The Cove (2009)

“A dolphin’s smile is the greatest deception. It creates the illusion that they’re always happy.”

Ric O’Barry, former world renowned dolphin trainer, now activist.

Run time: 1h 32mins

Director: Louie Phisoyos

Language: English

IMDb rating: 8.4/10

One-Sentence Summary

A group of activists set out to expose the annual slaughter of dolphins in a fishing village in Japan.

Brief Synopsis

Every year, local fishermen and representatives from aquatic parks across the world congregate in a hidden away cove in Taiji, Japan to partake in the herding, removal and brutal murder of thousands of dolphins. A small group, fronted by the ‘accidental’ activist Ric O’Barry, formulates a plan to gain access to the restricted area and film the slaughter.

The Trailer

The Vegan Bit

Dolphins are intelligent, curious and creative, attributes Ric O’barry came to fully appreciate during his time training them for the TV series Flipper. He even came to recognise that they were self-aware after showing signs of self-identification during broadcasts of the show (multiple dolphins were used- there wasn’t just one ‘Flipper’). Recognising the error of his ways, Ric set about freeing dolphins from captivity and down the path of activism, which as shown in The Cove, means avoiding angry fisherman, a rather odd, permanently angry fellow who became known as ‘Personal  Space’ (although I could think of worse names for him) and local law enforcement (not always successfully). This change in attitude is something many vegans can identify with- a moment where one suddenly sees things from a different perspective and acts in a way contradictory to their ‘norm’.

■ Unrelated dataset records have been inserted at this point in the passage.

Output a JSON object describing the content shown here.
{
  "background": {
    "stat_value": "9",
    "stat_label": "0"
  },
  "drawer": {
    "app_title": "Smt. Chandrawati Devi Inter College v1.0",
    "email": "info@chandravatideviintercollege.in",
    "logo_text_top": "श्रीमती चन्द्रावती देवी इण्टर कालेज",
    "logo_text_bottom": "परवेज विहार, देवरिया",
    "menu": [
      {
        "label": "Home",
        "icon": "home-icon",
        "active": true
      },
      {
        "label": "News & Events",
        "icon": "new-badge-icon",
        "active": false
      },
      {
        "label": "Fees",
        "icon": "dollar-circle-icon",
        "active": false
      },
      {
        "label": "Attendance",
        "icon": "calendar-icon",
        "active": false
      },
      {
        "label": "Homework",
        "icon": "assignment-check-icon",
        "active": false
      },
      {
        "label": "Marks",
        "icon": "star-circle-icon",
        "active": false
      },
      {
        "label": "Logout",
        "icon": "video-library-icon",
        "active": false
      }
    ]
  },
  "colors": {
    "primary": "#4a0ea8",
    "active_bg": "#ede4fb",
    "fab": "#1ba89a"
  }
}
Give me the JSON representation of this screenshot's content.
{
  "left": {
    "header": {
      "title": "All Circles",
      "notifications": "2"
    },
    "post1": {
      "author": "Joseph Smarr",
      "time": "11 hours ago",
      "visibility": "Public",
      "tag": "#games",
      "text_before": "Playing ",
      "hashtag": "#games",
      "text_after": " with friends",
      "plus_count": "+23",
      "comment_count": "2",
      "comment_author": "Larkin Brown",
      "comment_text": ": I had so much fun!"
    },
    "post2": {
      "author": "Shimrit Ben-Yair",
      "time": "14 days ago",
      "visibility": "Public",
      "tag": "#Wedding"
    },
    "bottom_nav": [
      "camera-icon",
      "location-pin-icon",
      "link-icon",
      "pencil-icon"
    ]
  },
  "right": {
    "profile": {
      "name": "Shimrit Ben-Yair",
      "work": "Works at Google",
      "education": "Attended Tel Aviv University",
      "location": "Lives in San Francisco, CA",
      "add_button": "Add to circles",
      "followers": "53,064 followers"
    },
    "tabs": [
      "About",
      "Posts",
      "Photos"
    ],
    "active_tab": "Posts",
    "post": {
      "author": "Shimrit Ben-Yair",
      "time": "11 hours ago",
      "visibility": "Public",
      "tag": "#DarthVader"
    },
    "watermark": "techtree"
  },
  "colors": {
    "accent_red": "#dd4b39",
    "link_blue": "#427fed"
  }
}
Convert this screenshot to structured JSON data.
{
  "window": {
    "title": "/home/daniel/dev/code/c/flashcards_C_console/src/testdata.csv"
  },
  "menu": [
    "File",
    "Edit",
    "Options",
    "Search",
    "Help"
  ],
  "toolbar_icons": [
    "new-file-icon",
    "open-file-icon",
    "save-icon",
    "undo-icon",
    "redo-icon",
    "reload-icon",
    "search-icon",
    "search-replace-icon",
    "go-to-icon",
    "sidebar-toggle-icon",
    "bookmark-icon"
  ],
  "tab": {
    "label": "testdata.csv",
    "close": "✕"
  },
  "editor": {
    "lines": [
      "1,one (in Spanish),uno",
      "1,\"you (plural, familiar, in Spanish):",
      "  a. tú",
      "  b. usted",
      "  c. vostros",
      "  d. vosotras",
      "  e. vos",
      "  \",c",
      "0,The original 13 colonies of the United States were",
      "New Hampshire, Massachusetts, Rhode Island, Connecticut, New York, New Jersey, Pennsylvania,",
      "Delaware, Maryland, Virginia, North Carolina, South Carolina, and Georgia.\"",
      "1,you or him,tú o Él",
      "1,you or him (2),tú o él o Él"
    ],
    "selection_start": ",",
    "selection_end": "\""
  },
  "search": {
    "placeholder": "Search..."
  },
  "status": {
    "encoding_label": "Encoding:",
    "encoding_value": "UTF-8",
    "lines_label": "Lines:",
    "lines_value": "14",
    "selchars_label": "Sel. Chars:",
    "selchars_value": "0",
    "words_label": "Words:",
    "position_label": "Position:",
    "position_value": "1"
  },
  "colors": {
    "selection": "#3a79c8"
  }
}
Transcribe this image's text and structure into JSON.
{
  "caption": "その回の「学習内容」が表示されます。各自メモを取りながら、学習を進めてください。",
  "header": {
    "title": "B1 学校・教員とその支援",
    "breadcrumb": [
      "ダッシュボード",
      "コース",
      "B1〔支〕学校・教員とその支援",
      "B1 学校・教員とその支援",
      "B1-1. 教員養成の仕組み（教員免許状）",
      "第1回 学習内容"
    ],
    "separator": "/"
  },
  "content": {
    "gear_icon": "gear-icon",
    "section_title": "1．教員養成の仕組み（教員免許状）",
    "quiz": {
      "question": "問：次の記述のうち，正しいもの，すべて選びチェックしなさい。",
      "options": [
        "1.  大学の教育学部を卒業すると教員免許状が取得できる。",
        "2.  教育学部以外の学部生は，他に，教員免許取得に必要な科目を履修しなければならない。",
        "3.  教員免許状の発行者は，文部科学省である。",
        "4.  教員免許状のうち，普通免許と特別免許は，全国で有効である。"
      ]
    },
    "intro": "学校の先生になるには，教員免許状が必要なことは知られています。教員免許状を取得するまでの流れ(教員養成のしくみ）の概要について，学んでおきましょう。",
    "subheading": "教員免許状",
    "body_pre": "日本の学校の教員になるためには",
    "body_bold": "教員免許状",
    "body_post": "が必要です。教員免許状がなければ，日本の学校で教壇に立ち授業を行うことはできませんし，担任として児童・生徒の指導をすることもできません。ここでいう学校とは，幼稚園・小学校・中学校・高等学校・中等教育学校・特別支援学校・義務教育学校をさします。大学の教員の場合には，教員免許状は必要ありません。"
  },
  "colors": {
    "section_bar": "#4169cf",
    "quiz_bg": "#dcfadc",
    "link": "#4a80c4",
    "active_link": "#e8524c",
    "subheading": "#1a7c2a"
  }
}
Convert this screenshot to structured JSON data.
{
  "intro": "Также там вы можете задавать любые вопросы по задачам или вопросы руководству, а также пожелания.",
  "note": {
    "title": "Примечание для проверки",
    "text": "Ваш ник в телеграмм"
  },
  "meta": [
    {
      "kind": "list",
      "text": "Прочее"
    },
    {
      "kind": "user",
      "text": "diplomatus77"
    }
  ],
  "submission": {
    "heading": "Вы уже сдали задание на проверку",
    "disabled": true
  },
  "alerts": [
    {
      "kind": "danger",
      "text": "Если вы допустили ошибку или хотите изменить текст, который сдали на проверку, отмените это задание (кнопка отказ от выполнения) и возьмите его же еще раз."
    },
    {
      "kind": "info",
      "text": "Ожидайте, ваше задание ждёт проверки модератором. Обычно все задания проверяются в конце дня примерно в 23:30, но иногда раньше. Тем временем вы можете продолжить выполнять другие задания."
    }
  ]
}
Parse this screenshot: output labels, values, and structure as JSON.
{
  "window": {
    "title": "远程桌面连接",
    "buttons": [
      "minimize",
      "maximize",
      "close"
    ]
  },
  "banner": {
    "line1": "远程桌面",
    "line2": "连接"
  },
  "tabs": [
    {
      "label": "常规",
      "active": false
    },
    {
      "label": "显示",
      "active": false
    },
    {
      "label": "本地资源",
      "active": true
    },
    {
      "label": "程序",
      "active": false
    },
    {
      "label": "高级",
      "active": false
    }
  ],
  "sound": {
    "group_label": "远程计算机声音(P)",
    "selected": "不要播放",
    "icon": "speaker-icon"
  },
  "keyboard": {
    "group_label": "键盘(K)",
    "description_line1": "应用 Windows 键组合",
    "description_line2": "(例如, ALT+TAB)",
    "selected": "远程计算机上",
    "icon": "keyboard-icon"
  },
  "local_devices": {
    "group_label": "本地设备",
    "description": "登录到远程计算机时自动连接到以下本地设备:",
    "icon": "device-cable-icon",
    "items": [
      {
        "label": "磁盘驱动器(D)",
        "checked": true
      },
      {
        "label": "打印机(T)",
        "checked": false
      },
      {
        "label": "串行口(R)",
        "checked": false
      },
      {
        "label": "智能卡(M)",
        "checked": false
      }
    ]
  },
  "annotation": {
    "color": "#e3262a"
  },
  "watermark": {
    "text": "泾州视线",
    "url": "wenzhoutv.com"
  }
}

The Cove brings up the issue of eating sea creatures whose position towards the top of the food chain means that their flesh is often contaminated with potentially dangerous levels of heavy metals. It highlights the need for more work to be done, particularly where governments, ignorant international bodies and even big environmental groups are concerned. What will come as no surprise is that lobbying and politics (or in reality, money) underpins much of man’s behaviour towards a given species, be it domesticated or not. It’s not only nets cetaceans get caught up in.

Unless this changes, the sorry site of dolphins taking their last breath in the blood red waters of a tucked-away cove in Taiji will continue as it does to this day.